Nuclei segmentation is a consequential task in biological image analysis, helping in the reading process of histology images. Different attributes, such as shape, population, cluster formation and density play a significant role in clinical practice for cancer diagnosis and its aggressiveness level assessment.  Given that the annotation of this data is carried out by expertized pathologists who reportedly [2] need to spend on average 120-150 hours to annotate 50 image patches (about 12M pixels), one can realize that annotated data are in scarcity. That is a big impediment for supervised methods, particularly for DL-based solutions that need massive annotated data to learn generalizable representations. Moreover, the annotations have a high inter-observer variation which is subject to the experience of the annotator [1]. On top of that, nuclei color and texture variations across images from different laboratories and multiple organs further widen the gap between train and test domains.

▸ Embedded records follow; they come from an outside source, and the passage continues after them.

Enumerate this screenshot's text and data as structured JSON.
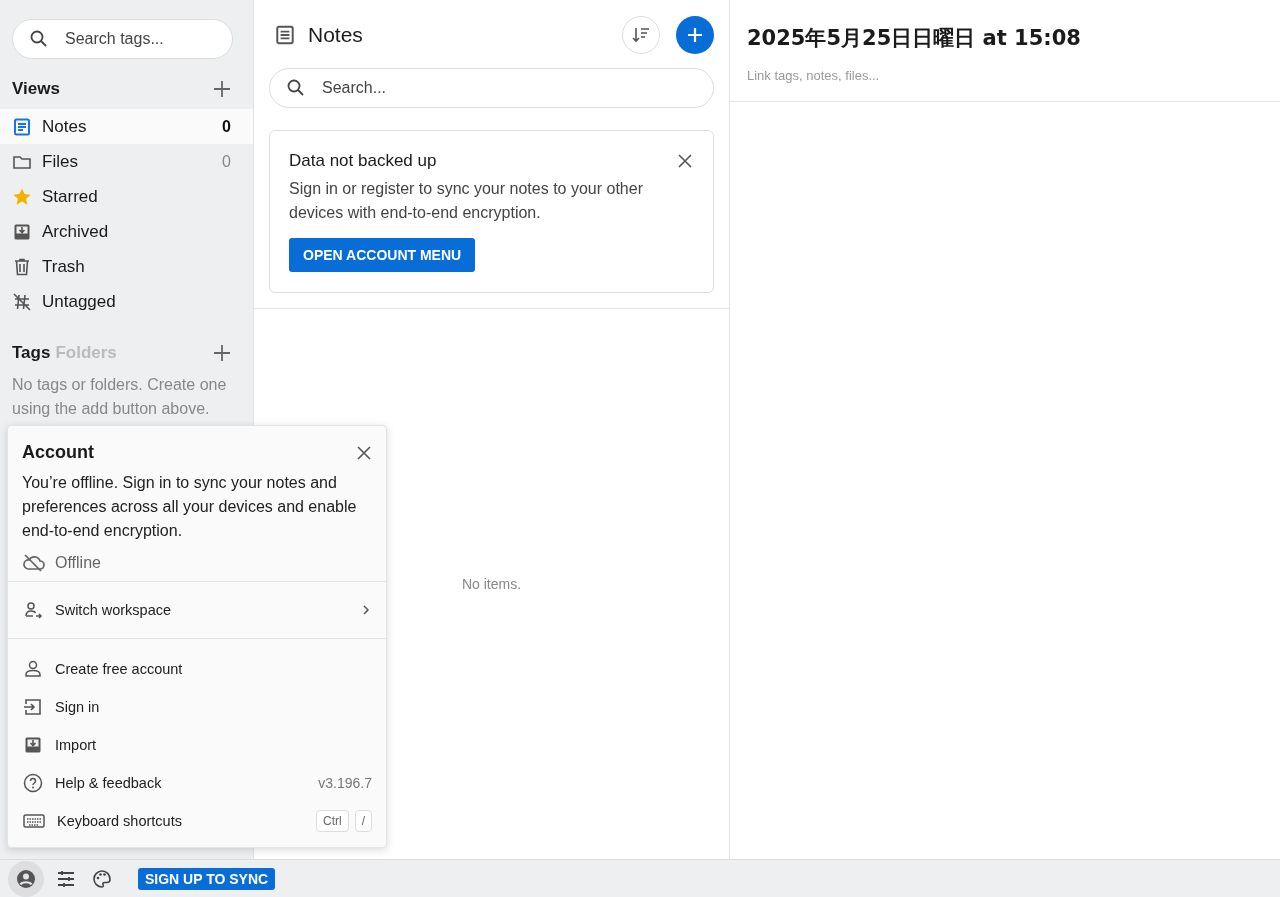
{
  "sidebar": {
    "search": {
      "placeholder": "Search tags..."
    },
    "views": {
      "title": "Views",
      "items": [
        {
          "kind": "notes",
          "label": "Notes",
          "count": "0",
          "selected": true
        },
        {
          "kind": "files",
          "label": "Files",
          "count": "0",
          "selected": false
        },
        {
          "kind": "starred",
          "label": "Starred",
          "selected": false
        },
        {
          "kind": "archived",
          "label": "Archived",
          "selected": false
        },
        {
          "kind": "trash",
          "label": "Trash",
          "selected": false
        },
        {
          "kind": "untagged",
          "label": "Untagged",
          "selected": false
        }
      ]
    },
    "tags": {
      "tabs": [
        {
          "label": "Tags",
          "selected": true
        },
        {
          "label": "Folders",
          "selected": false
        }
      ],
      "empty": "No tags or folders. Create one using the add button above."
    }
  },
  "notes_list": {
    "title": "Notes",
    "search": {
      "placeholder": "Search..."
    },
    "banner": {
      "title": "Data not backed up",
      "text": "Sign in or register to sync your notes to your other devices with end-to-end encryption.",
      "button": "OPEN ACCOUNT MENU"
    },
    "empty": "No items."
  },
  "editor": {
    "title": "2025年5月25日日曜日 at 15:08",
    "link_placeholder": "Link tags, notes, files..."
  },
  "account_menu": {
    "title": "Account",
    "text": "You’re offline. Sign in to sync your notes and preferences across all your devices and enable end-to-end encryption.",
    "status": "Offline",
    "workspace": {
      "label": "Switch workspace"
    },
    "items": [
      {
        "kind": "create",
        "label": "Create free account"
      },
      {
        "kind": "signin",
        "label": "Sign in"
      },
      {
        "kind": "import",
        "label": "Import"
      },
      {
        "kind": "help",
        "label": "Help & feedback",
        "detail": "v3.196.7"
      },
      {
        "kind": "keyboard",
        "label": "Keyboard shortcuts",
        "keys": [
          "Ctrl",
          "/"
        ]
      }
    ]
  },
  "footer": {
    "button": "SIGN UP TO SYNC"
  }
}
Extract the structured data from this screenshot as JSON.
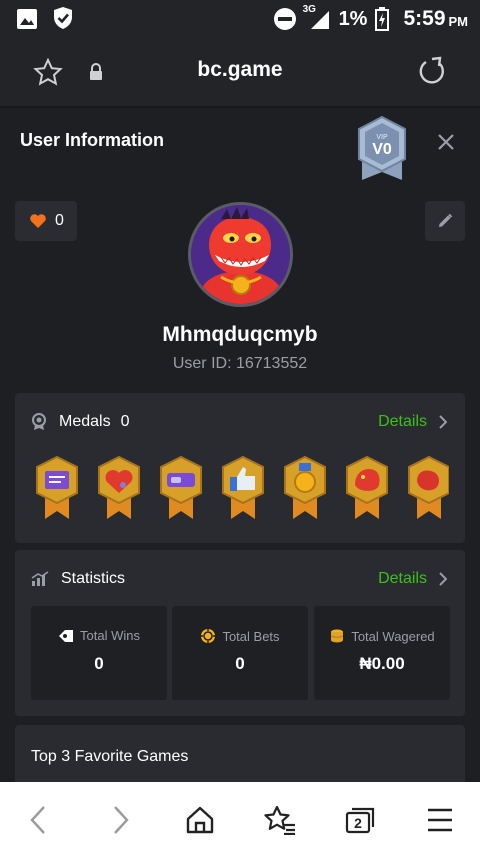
{
  "status_bar": {
    "battery": "1%",
    "network": "3G",
    "time": "5:59",
    "ampm": "PM"
  },
  "browser": {
    "url": "bc.game",
    "tab_count": "2"
  },
  "modal": {
    "title": "User Information",
    "vip_label": "VIP",
    "vip_level": "V0",
    "likes": "0",
    "username": "Mhmqduqcmyb",
    "user_id": "User ID: 16713552"
  },
  "medals": {
    "title": "Medals",
    "count": "0",
    "details": "Details"
  },
  "statistics": {
    "title": "Statistics",
    "details": "Details",
    "items": [
      {
        "label": "Total Wins",
        "value": "0"
      },
      {
        "label": "Total Bets",
        "value": "0"
      },
      {
        "label": "Total Wagered",
        "value": "₦0.00"
      }
    ]
  },
  "favorites": {
    "title": "Top 3 Favorite Games"
  },
  "colors": {
    "accent_green": "#3bc117",
    "heart_orange": "#f2711c",
    "gold": "#e0a32a"
  }
}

Given the aforementioned limitations, a natural way to solve the problem is to pursue an unsupervised line of research. Also, given the limited number of annotated data, our proposed method decouples from the DL paradigm and utilizes conceptually simpler techniques that make the pipeline more transparent in terms of segmentation decision making. It is mainly based on prior knowledge about the nuclei segmentation problem. CBM [3] pipeline starts out with a data-driven Color (C) transform, to highlight the nuclei cell regions over the background, followed by an adaptive Binarization (B) process built on the bi-modal assumption in each local region. That process is being run in a patch-wise manner, to leverage the local distribution assumptions between background and foreground. The final part of the pipeline uses Morphological (M) transformations that refines the segmented output based on certain priors about the cell size and shape.

The proposed methodology outperforms other unsupervised DL methods by large margins and has a very competitive standing among the supervised DL methods in the MoNuSeg public dataset, maintaining a low complexity because of its parameter-free design. As a future direction, we plan to solve the over-segmentation issue, that is common in unsupervised thresholding methods, by incorporating a second stage for attribute learning and nuclei shape refinement, based on the labels from CBM (1st stage). Hence, by creating some self-supervision signal to be fed in the second stage, we may reduce the false positive number of detected nuclei instances.

— By Vasileios Magoulianitis

[1] H. Irshad, L. Montaser-Kouhsari, G. Waltz, O. Bucur, J. Nowak, F. Dong, N.W. Knoblauch, and A. H. Beck, “Crowdsourcing image annotation for nucleus detection and segmentation in computational pathology: evaluating experts, automated methods, and the crowd,” in Pacific symposium on biocomputing Co-chairs. World Scientific, 2014, pp. 294–305.

[2] L. Hou, A. Agarwal, D. Samaras, T. M. Kurc, R. R. Gupta, and J. H. Saltz, “Robust histopathology image analysis: To label or to synthesize?” in Proceedings of the IEEE/CVF Conference on Computer Vision and Pattern Recognition, 2019, pp. 8533–8542.

[3] Magoulianitis, V., Han, P., Yang, Y., & Kuo, C. C. J. (2021). Unsupervised Data-Driven Nuclei Segmentation For Histology Images. arXiv preprint arXiv:2110.07147.